陈叔叔大概是受到陈阿姨的压力,不再继续缠着江问源问桌子坐满的问题, 他端起汤,吹掉热气, 就着碗口慢慢喝汤。

饭桌上,陈阿姨问江问源能不能适应京市的生活,新工作怎么样, 累不累, 她总有问不完的问题。江问源隐去圆桌游戏相关的内容, 对陈阿姨的问题知无不言。也多亏陈阿姨的问题多,才没让这顿饭冷场。

江问源确定陈阿姨和陈叔叔身体都还算硬朗,精神上也没有太大的问题后,便以还有工作为由,在晚上八点多离开了陈家。

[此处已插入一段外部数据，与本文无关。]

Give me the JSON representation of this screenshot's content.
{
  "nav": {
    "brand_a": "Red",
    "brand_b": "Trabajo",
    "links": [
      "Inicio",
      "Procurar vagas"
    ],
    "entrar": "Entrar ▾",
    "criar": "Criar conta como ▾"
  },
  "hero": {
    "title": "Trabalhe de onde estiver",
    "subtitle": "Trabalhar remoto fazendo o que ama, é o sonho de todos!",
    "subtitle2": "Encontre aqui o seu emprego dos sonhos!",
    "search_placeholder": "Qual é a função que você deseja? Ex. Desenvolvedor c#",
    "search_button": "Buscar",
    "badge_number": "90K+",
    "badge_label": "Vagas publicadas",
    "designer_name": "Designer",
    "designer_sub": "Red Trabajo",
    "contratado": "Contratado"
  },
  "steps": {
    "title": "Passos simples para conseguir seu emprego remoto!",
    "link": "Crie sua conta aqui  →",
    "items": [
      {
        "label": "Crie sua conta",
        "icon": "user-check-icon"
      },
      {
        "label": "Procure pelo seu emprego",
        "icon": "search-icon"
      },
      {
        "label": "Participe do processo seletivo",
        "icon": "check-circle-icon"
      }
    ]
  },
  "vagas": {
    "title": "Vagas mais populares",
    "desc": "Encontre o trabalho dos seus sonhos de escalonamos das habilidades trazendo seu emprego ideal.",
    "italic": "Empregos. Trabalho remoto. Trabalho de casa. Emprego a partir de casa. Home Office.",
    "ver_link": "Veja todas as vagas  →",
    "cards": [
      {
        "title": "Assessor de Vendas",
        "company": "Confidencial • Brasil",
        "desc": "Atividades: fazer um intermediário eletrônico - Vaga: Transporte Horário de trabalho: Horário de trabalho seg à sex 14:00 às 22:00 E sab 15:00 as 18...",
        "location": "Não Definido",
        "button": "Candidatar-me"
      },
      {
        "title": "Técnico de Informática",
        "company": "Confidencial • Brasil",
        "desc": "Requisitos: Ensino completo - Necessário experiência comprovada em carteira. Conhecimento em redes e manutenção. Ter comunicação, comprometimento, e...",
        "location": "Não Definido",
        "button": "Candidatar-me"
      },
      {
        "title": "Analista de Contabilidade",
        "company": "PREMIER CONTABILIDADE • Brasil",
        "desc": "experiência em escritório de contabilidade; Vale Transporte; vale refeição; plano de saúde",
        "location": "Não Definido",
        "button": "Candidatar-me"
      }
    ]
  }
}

江父家里留有江问源的房间, 不过江父和他的未婚妻已经是同居状态, 现在他们外出旅游, 为了避免遇到不必要的尴尬, 江问源并不打算回家,他就近在陈家附近的酒店订了一间大床房,暂时落榻下来。

江问源短时间内不打算离开江城。

南锐在圆桌游戏中不幸身亡,这件意外事故来得实在太过诡异。

一般情况下,成为圆桌游戏玩家的时间越长,积累的游戏次数越多,玩家对于即将到来的游戏的时间节点会把握得越来越准确。

玩家进入游戏前的准备工作,也有相当的要求。

玩家进入游戏时,周围的特殊磁场会发生剧烈变化,进入游戏前应尽可能地独处于某个封闭的区间,或者保证所处的公共区域没有其他圆桌游戏玩家,否则可能导致磁场互斥引发磁暴;若打算两个或两个以上的玩家一起进入游戏,必须以金银类的道具进行捆绑、链接,保证玩家之间的磁场不会发生互斥。

若玩家从过去的游戏中获得玩偶,想要把玩偶带入新一轮的游戏中备用,玩家必须把玩偶放在以其为中心半径十米的区域内,并保证最后触碰这些玩偶的人是自己,才能成功把玩偶带入圆桌游戏中。

送上所述,出于安全考虑,基本不会玩家选择在公众场所等待圆桌游戏开始。

南锐能获得AJWY的管理权,他在CJ中的地位肯定不低,便不难推断他资深玩家的身份,以及他大概率拥有玩偶的信息。南锐绝对不会选择在中山路这种繁华路段等待圆桌游戏开始,他极有可能是在毫无准备的情况下被拉进圆桌游戏中!

圆桌游戏能为玩家实现现实中的任何愿望,江问源毫不怀疑,它对现实世界存在着影响力。圆桌游戏对现实的影响力应该是受到限制的,否则站在这个世界食物链顶端的就不是人类,而是无所不能的圆桌游戏了。

圆桌游戏可能付出一定代价违背限制,也可能在限制以内,对现实施加了影响,把丝毫没有准备的南锐拖入游戏中。江问源忽然有种荒谬的想法,圆桌游戏不希望他从南锐那里得到某些不利于它的信息,所以才对南锐下手的。

陈眠死在圆桌游戏中,但他是宁愿放弃使用骨雕无面人偶也要继续留在圆桌游戏在的。圆桌游戏只能算是诱因,陈眠那个宁可不要命也要实现的愿望才是他死亡的根本原因。江问源对圆桌游戏印象极差,却也没有冒出过毁掉圆桌游戏的想法,他只是想知道陈眠究竟是为何愿望而死。江问源不曾想,圆桌游戏竟然对他的愿望如此忌惮,甚至把对他愿望的忌惮上升到江问源这个许愿人身上。

在游戏里,陈眠每次都会以性格不同、外貌也完全不同的形象出现在江问源身边,避免引起圆桌游戏的注意。江问源就是意识到陈眠的处境,才想在现实中查清楚陈眠究竟在做什么危险的事情,可是现在现实的路径也被圆桌游戏给堵上。江问源不可能继续踩着圆桌限制的边缘去试探,因为他的试探,有可能会带来不好的后果。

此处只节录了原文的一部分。